Given constraints are
$2x+3y\le 6$
$3x-2y\le 6$
$y\le 1$
$x,y\ge 0$
For graph of $2x+3y\le 6$
We draw the graph of $2x+3y=6$
$x$ $0$ $3$
$y$ $2$ $0$

Putting Origin in the equation, we get:
$2\times 0+3\times 0\le 6⟹(0,0)$ satisfy the constraints.
Hence, feasible region lie towards origin side of line.
For graph of $3x-2y\le 6$
We draw the graph of line $3x-2y=6$.
$x$ $0$ $2$
$y$ $-3$ $0$
Putting Origin in the equation, we get:
$3\times 0-2\times 0\le 6$ $⟹$ Origin $(0,0)$ satisfy $3x-2y=6$.
Hence, feasible region lie towards origin side of line.
For graph of $y\le 1$
We draw the graph of line $y=1$, which is parallel to $x-$axis and meet $y-$axis at $1$.
Putting Origin in the equation, we get:
$0\le 1⟹$ feasible region lie towards origin side of $y=1$.
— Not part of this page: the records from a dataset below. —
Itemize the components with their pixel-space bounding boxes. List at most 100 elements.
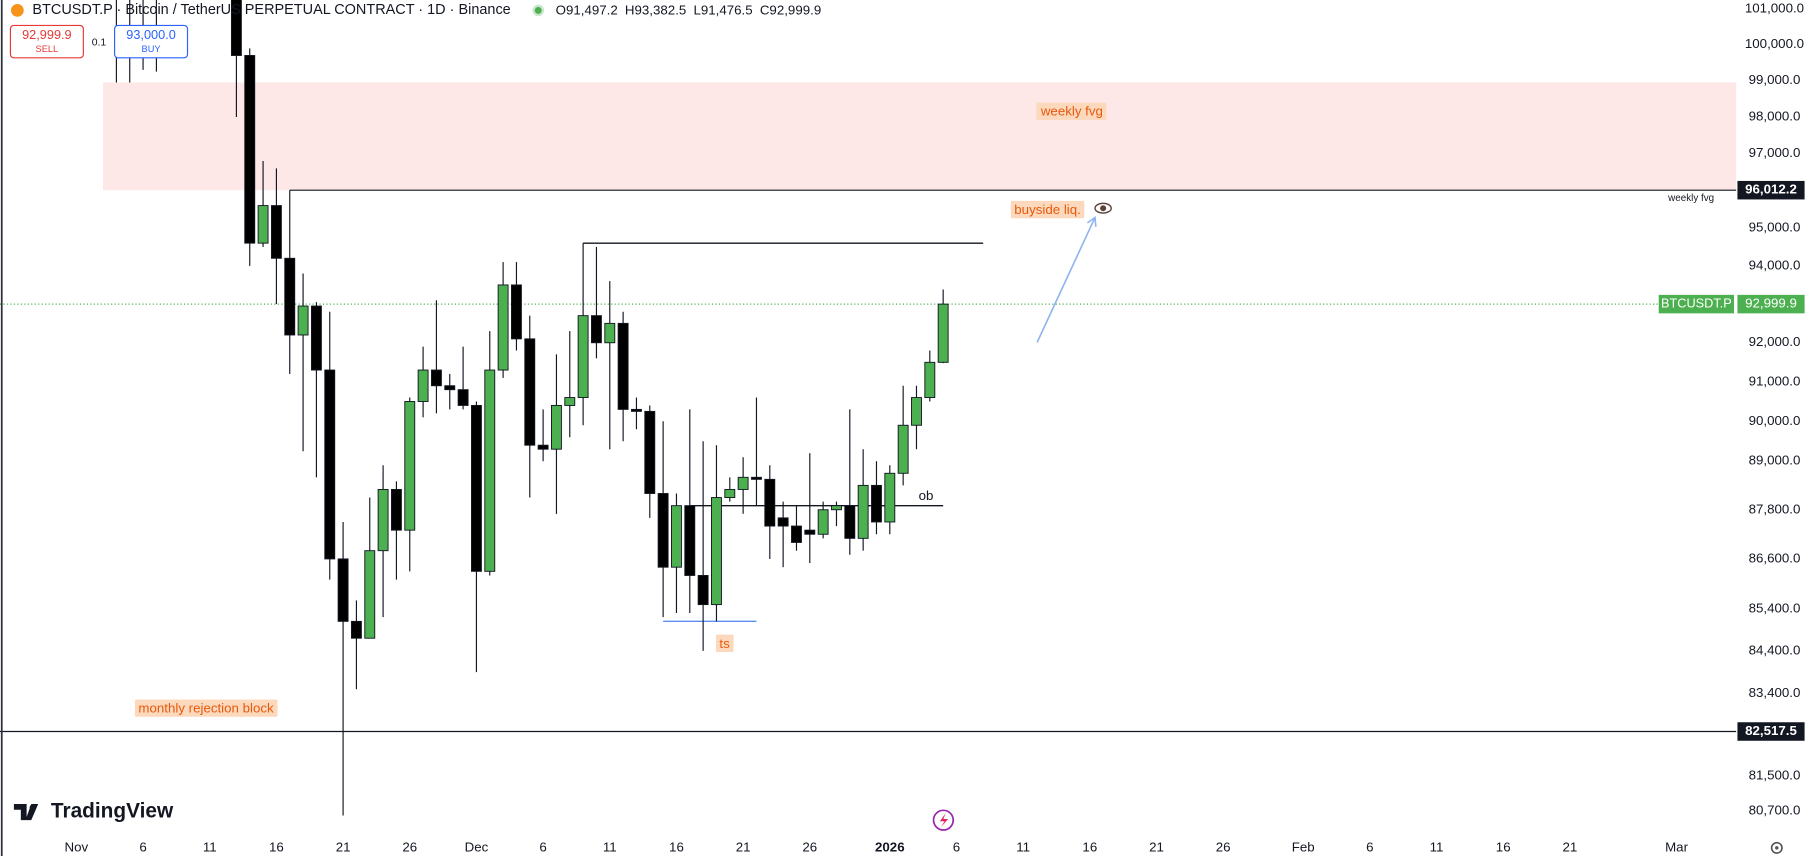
candle-body [924, 361, 936, 399]
candle-body [644, 410, 656, 494]
x-tick-label: 6 [953, 839, 960, 854]
candle-body [484, 369, 496, 572]
buy-label[interactable]: BUY [142, 44, 161, 54]
symbol-title: BTCUSDT.P · Bitcoin / TetherUS PERPETUAL… [32, 2, 510, 18]
candle-body [617, 322, 629, 410]
candle-body [364, 550, 376, 639]
level-price-box [1737, 722, 1805, 741]
annotation: ob [919, 488, 934, 503]
candle-body [711, 497, 722, 606]
candle-body [377, 488, 389, 552]
logo: TradingView [13, 800, 174, 823]
candle-body [297, 305, 309, 336]
candle-body [684, 505, 696, 576]
y-tick-label: 80,700.0 [1749, 803, 1801, 818]
candle-body [390, 488, 402, 531]
y-tick-label: 89,000.0 [1749, 453, 1801, 468]
ohlc: O91,497.2 H93,382.5 L91,476.5 C92,999.9 [556, 2, 822, 17]
candle-body [564, 397, 576, 406]
candle-body [804, 529, 816, 535]
candle-body [497, 284, 509, 371]
candle-body [857, 484, 869, 539]
buy-button[interactable]: 93,000.0 BUY [114, 24, 189, 59]
x-tick-label: 2026 [875, 839, 905, 854]
spread: 0.1 [92, 38, 107, 49]
sell-price[interactable]: 92,999.9 [22, 27, 72, 42]
candle-body [551, 404, 562, 450]
y-tick-label: 84,400.0 [1749, 642, 1801, 657]
candle-body [844, 505, 856, 539]
y-tick-label: 90,000.0 [1749, 413, 1801, 428]
x-tick-label: 6 [1366, 839, 1373, 854]
y-tick-label: 95,000.0 [1749, 220, 1801, 235]
x-tick-label: 6 [139, 839, 146, 854]
x-tick-label: 26 [402, 839, 417, 854]
x-tick-label: 21 [1562, 839, 1577, 854]
x-tick-label: Dec [465, 839, 489, 854]
replay-icon[interactable] [932, 809, 955, 831]
x-tick-label: 11 [1016, 839, 1030, 854]
x-tick-label: 16 [1082, 839, 1097, 854]
y-tick-label: 85,400.0 [1749, 600, 1801, 615]
x-tick-label: 11 [603, 839, 617, 854]
time-axis: Nov 6 11 16 21 26 Dec 6 11 16 21 26 2026 6 11 16 21 26 Feb… [65, 839, 1689, 854]
candle-body [444, 385, 456, 391]
candle-body [457, 389, 469, 406]
x-tick-label: 16 [269, 839, 284, 854]
buy-box[interactable] [114, 24, 189, 59]
candle-body [511, 284, 522, 340]
sell-label[interactable]: SELL [36, 44, 59, 54]
ohlc-low: L91,476.5 [693, 2, 752, 17]
last-price-box [1737, 294, 1805, 314]
sell-button[interactable]: 92,999.9 SELL [9, 24, 84, 59]
annotation-bg [715, 634, 734, 652]
candle-body [577, 315, 589, 399]
arrow [1036, 215, 1097, 343]
sell-box[interactable] [9, 24, 84, 59]
y-tick-label: 92,000.0 [1749, 334, 1801, 349]
settings-icon[interactable] [1770, 841, 1783, 854]
x-tick-label: 21 [1149, 839, 1164, 854]
candle-body [817, 509, 829, 535]
ohlc-close: C92,999.9 [760, 2, 821, 17]
candle-body [284, 257, 296, 336]
x-tick-label: 21 [336, 839, 351, 854]
annotation: ts [719, 636, 730, 651]
symbol-box [1658, 294, 1734, 314]
buy-price[interactable]: 93,000.0 [126, 27, 176, 42]
candle-body [737, 476, 749, 490]
candle-body [937, 303, 949, 363]
annotation-bg [1036, 102, 1107, 120]
x-tick-label: Mar [1665, 839, 1688, 854]
candle-body [537, 444, 549, 450]
candle-body [591, 315, 602, 344]
annotation: monthly rejection block [138, 701, 274, 716]
candle-body [257, 205, 269, 244]
candle-body [697, 575, 709, 606]
candle-body [871, 484, 882, 523]
candle-body [417, 369, 429, 402]
eye-icon [1094, 202, 1112, 214]
level-note: weekly fvg [1667, 193, 1714, 204]
candle-body [764, 478, 776, 527]
y-tick-label: 81,500.0 [1749, 767, 1801, 782]
y-tick-label: 97,000.0 [1749, 145, 1801, 160]
annotations: weekly fvg buyside liq. ts monthly rejec… [134, 102, 1107, 717]
candle-body [897, 424, 909, 474]
annotation-bg [134, 699, 278, 717]
x-tick-label: Nov [65, 839, 89, 854]
x-tick-label: 6 [539, 839, 546, 854]
candle-body [831, 505, 842, 511]
candle-body [350, 620, 362, 639]
x-tick-label: 26 [1216, 839, 1231, 854]
candle-body [751, 476, 762, 480]
annotation: buyside liq. [1014, 202, 1081, 217]
status-dot [532, 4, 545, 17]
candle-body [337, 558, 349, 622]
candle-body [430, 369, 442, 387]
candle-body [230, 0, 242, 56]
x-tick-label: 11 [203, 839, 217, 854]
candle-body [310, 305, 322, 371]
Also, $x\ge 0,y\ge 0$ says feasible region is in Ist quadrant
Therefore, $OABCDO$ is the required feasible region, having corner point $O(0,0),A(0,1),B(\frac{3}{2},1),C(\frac{30}{13},\frac{6}{13}),D(2,0)$.
Here, feasible region is bounded. Now the value of objective function $Z=8x+9y$ is obtained as.
Corner Points $Z=8x+9y$
$O(0,0)$ $0$
$A(0,1)$ $9$
$B(\frac{3}{2},1)$ $21$
$C(\frac{30}{13},\frac{6}{13})$ $22.6$
$D(2,0)$ $16$
$Z$ is maximum when $x=\frac{30}{13}$ and $y=\frac{6}{13}$.